Kakanj Parisa, Bonse Mari, Kshirsagar Arya, Gökmen Aylin, Gaedke Felix, Sen Ayesha, Mollá Belén, Vogelsang Elisabeth, Schauss Astrid, Wodarz Andreas, Pla-Martín David
Institute of Genetics, University of Cologne, Cologne, Germany.
Cologne Excellence Cluster on Cellular Stress Response in Aging-Associated Diseases (CECAD), University of Cologne, Cologne, Germany.
Sci Adv. 2025 Apr 4;11(14):eadr6415. doi: 10.1126/sciadv.adr6415.
Mitochondrial DNA (mtDNA) is exposed to multiple insults produced by normal cellular function. Upon mtDNA replication stress, the mitochondrial genome transfers to endosomes for degradation. Using proximity biotinylation, we found that mtDNA stress leads to the rewiring of the mitochondrial proximity proteome, increasing mitochondria's association with lysosomal and vesicle-related proteins. Among these, the retromer complex, particularly VPS35, plays a pivotal role by extracting mitochondrial components. The retromer promotes the formation of mitochondrial-derived vesicles shuttled to lysosomes. The mtDNA, however, directly shuttles to a recycling organelle in a BAX-dependent manner. Moreover, using a model carrying a long deletion on the mtDNA (ΔmtDNA), we found that ΔmtDNA activates a specific transcriptome profile to counteract mitochondrial damage. Here, expression restores mtDNA homoplasmy and alleviates associated defects. Hence, we demonstrate the existence of a previously unknown quality control mechanism for the mitochondrial matrix and the essential role of lysosomes in mtDNA turnover to relieve mtDNA damage.
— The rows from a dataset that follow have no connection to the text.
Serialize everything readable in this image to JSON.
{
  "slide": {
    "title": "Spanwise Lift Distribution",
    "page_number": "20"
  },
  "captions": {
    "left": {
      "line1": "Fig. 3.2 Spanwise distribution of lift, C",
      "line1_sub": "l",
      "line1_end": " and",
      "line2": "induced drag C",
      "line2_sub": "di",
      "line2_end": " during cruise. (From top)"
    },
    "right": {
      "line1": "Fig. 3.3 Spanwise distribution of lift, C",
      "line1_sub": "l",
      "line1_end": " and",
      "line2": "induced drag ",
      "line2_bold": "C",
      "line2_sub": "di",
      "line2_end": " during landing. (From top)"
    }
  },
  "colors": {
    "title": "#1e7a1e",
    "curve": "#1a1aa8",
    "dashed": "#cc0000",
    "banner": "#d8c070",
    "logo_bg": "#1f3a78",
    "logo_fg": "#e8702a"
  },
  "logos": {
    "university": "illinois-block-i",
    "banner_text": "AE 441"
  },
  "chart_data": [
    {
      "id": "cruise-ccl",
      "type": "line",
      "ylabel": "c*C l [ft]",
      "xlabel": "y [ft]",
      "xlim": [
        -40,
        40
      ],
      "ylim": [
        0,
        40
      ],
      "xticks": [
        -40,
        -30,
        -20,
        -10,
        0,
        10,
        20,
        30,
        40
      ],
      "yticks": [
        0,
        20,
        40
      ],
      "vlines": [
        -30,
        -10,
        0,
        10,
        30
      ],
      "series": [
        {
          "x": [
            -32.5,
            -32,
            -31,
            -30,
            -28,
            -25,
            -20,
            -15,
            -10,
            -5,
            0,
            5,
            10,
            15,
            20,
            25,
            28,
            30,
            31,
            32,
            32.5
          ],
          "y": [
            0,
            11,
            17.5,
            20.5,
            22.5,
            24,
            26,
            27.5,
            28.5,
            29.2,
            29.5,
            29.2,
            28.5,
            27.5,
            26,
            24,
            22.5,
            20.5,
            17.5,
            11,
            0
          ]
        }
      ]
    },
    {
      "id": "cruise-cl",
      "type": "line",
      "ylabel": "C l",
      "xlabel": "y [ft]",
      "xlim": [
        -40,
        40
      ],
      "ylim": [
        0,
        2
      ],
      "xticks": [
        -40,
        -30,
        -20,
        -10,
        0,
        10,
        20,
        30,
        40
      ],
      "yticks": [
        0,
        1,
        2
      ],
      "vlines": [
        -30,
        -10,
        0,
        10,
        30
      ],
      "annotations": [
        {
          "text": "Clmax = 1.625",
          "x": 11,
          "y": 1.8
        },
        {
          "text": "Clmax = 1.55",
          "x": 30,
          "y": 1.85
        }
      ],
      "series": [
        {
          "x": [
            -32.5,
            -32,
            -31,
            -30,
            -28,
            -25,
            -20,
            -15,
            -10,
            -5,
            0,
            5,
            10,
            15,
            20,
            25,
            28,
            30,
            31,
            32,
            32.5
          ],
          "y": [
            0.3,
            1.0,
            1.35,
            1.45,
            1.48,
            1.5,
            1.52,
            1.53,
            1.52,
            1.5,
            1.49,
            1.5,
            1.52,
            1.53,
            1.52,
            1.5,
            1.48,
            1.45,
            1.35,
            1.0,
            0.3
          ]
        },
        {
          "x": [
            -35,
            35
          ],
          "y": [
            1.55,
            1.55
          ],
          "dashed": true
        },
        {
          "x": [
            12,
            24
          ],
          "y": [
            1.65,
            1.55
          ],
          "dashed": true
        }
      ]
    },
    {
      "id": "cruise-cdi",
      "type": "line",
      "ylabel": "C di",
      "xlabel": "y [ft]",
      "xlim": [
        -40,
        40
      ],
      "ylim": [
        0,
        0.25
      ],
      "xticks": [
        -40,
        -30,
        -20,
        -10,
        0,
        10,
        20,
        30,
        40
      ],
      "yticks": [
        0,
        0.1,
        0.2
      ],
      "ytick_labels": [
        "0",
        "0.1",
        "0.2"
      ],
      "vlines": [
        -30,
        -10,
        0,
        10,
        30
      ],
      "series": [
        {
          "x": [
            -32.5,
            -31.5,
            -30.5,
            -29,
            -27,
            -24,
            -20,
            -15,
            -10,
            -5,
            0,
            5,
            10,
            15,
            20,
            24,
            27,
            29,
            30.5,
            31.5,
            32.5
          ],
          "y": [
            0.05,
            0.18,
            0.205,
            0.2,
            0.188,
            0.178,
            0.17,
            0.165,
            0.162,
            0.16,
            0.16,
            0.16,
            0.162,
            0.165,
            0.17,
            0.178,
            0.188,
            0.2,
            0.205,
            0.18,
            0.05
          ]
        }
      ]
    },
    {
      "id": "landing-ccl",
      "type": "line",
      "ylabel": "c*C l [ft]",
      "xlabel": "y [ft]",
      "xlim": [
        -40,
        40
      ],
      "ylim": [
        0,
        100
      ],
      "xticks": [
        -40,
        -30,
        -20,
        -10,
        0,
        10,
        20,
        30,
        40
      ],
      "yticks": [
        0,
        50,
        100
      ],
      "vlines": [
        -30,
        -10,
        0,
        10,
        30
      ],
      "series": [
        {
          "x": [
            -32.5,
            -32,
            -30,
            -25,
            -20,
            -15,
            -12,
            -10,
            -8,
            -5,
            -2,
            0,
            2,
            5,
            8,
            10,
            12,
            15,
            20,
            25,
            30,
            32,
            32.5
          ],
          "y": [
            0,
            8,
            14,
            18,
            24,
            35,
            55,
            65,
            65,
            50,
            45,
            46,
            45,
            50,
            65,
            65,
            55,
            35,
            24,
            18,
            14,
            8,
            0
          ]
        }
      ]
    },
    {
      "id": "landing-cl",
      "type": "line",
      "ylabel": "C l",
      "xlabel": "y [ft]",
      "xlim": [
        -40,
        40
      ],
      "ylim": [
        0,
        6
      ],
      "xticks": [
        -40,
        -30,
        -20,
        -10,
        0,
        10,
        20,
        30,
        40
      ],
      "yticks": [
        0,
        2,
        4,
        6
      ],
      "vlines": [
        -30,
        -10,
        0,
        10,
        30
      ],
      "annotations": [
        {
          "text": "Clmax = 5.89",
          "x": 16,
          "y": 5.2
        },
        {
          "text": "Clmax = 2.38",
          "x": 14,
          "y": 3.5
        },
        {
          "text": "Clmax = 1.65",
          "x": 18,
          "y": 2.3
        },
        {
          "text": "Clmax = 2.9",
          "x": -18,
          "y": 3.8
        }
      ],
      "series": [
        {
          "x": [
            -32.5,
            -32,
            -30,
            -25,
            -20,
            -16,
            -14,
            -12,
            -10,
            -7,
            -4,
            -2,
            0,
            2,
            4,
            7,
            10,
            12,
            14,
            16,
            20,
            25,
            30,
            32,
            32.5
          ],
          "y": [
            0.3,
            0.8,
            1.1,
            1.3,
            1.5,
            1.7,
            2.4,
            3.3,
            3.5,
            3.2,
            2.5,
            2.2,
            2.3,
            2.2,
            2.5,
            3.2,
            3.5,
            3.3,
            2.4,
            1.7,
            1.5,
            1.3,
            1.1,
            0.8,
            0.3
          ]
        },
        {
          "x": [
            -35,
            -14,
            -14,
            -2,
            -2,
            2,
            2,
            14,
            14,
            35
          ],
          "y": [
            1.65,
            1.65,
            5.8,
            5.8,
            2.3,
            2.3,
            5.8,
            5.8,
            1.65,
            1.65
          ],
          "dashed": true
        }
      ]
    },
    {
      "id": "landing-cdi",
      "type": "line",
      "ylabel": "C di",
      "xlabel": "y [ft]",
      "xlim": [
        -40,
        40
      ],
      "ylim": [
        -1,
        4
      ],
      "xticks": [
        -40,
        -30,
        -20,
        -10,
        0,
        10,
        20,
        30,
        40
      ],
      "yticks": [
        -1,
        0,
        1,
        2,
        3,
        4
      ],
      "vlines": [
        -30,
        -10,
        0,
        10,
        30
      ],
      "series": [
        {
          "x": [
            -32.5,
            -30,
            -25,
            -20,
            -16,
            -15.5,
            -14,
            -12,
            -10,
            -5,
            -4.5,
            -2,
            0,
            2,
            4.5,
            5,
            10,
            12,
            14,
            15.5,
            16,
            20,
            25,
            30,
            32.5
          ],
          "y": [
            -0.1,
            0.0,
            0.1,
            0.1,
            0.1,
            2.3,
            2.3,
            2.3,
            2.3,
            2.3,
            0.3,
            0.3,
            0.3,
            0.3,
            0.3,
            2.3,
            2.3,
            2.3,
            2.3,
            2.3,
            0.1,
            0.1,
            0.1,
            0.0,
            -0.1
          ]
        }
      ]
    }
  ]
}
线粒体DNA(mtDNA)会受到正常细胞功能产生的多种损伤。在mtDNA复制应激时,线粒体基因组会转移到内体进行降解。通过邻近生物素化技术,我们发现mtDNA应激会导致线粒体邻近蛋白质组的重新布线,增加线粒体与溶酶体及囊泡相关蛋白的关联。其中,回收复合物,特别是VPS35,通过提取线粒体成分发挥关键作用。回收复合物促进了穿梭至溶酶体的线粒体衍生囊泡的形成。然而,mtDNA以BAX依赖的方式直接穿梭至一个循环细胞器。此外,利用携带mtDNA长片段缺失(ΔmtDNA)的模型,我们发现ΔmtDNA激活了特定的转录组谱以对抗线粒体损伤。在此,[具体内容]的表达恢复了mtDNA的同质性并减轻了相关缺陷。因此,我们证明了线粒体基质存在一种先前未知的质量控制机制,以及溶酶体在mtDNA周转以减轻mtDNA损伤中的重要作用。